Deceased owner survived by Application made by Consents needed
Spouse Spouse None - transferred to spouse
Spouse Son or daughter Transferred to spouse then can be assigned to son or daughter
No spouse but four children Son All other children
No spouse or children, but three brothers or sisters Brother Both other brother and sisters

Forms required for transferring ownership

Used by a living owner to transfer or change the ownership of the exclusive Rights of Burial ie to transfer to new owner or add an additional owner.

Granted to the executor/s of a Last Will and Testament once a document has been proven in Court. To be legally acceptable we can only accept sight of a “SEALED” Grant; ie it must bear the embossed seal of the court.

When a deceased person dies intestate then the next of kin can apply to the Courts to be made Administrator of the estate. An Administrator receives the same powers to administer the estate of the deceased as an executor.

Used to transfer ownership from an executor or administrator after ownership has been transferred into their name by production of Probate or Letters of Administration.

Used to transfer ownership from a deceased owner when no official documents have been issued. Declarations can be either based on a Will that did not go to probate, claiming ownership by the executor or by the next of kin if the deceased left no will.

Used together with a Statutory Declaration when a grave is being claimed by more than one person ie the deceased may have three children and next-of-kin, and one or more of those children wishes to give up their Rights to the ownership. NB Deane Bereavement Service wishes to advise that due to administration restrictions we only accept a maximum of TWO owners.

All certificates supplied with transfer applications must be originals or certified copies (Please note: birth certificates supplied for identification in a Deed Transfer must be a full birth certificate and not a short birth certificate).

All forms are supplied to you by the Bereavement Services Team depending on your circumstances. Please allow 4 - 6 weeks for the document to be created and sent to you.

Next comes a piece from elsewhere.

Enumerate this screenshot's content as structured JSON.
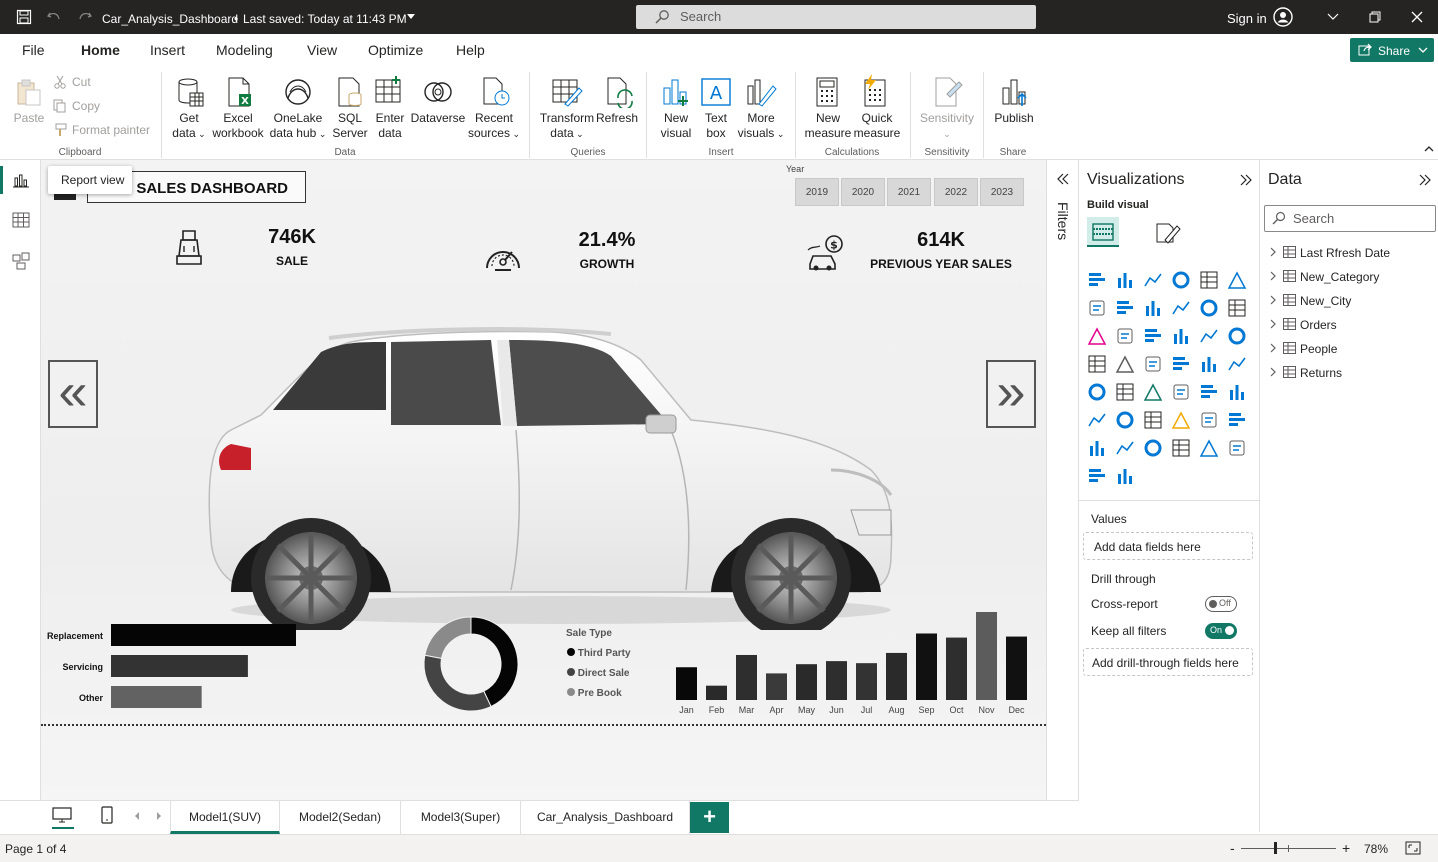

Please do not hesitate to contact the Bereavement Services Team on 01823 356 381 if you require any further information or advice on how a transfer may be completed.

How to obtain duplicate/copies of documents

The National Archives

You will need to know the full names, date and place of death. If this is not known, you can search the index of deaths from 1837 until the present day, at the National Archives at Kew, Richmond, Surrey TW9 4DU. Telephone 020 8876 3444 or you could visit their National Archives website for useful information. From 1984 you search by a year and then alphabetically by surname. Prior to 1984 the search is by quarters of each year.

The Register Office

If the death was within the last 18 months, you can ask for a copy of the death certificate from the Register Office for the area in which the death occurred. You can get a copy certificate from 1836 to the present day from The General Register Office (GRO). Copy death certificates can also be ordered online. Further useful information can be found on the Gov.UK website.

The National Archives

If you need to find out if a Will was made, you can search the index to all Wills at the National Archives at Kew. Their index is from 1858 to 1943 on microfiche.

The Probate Service

To get a copy of a Will, Grant of Probate or Letters of Administration, you can write to The York Probate Sub Registry, First Floor, Castle Chambers, Clifford Street, York, YO1 9RG. There is a small fee and any cheque should be made payable to HMCS.

A copy is usually provided within 21 days of your request. The full name of the deceased, date of death and last known address must be provided. You cannot request a copy of any Will, Grant of Probate or Letters of Administration by telephone.

You can also get a copy of any document in person by visiting First Avenue House, 42-49 High Holborn, London WC1V 6NP.

The offices are open from Monday to Friday, from 10am until 4.30pm.

Telephone 020 7947 6000 or 020 7947 6939 or visit the Probate Service website.

Please note that any document produced for a transfer of grave ownership should show the embossed area of the seal, or be a certified copy of the original.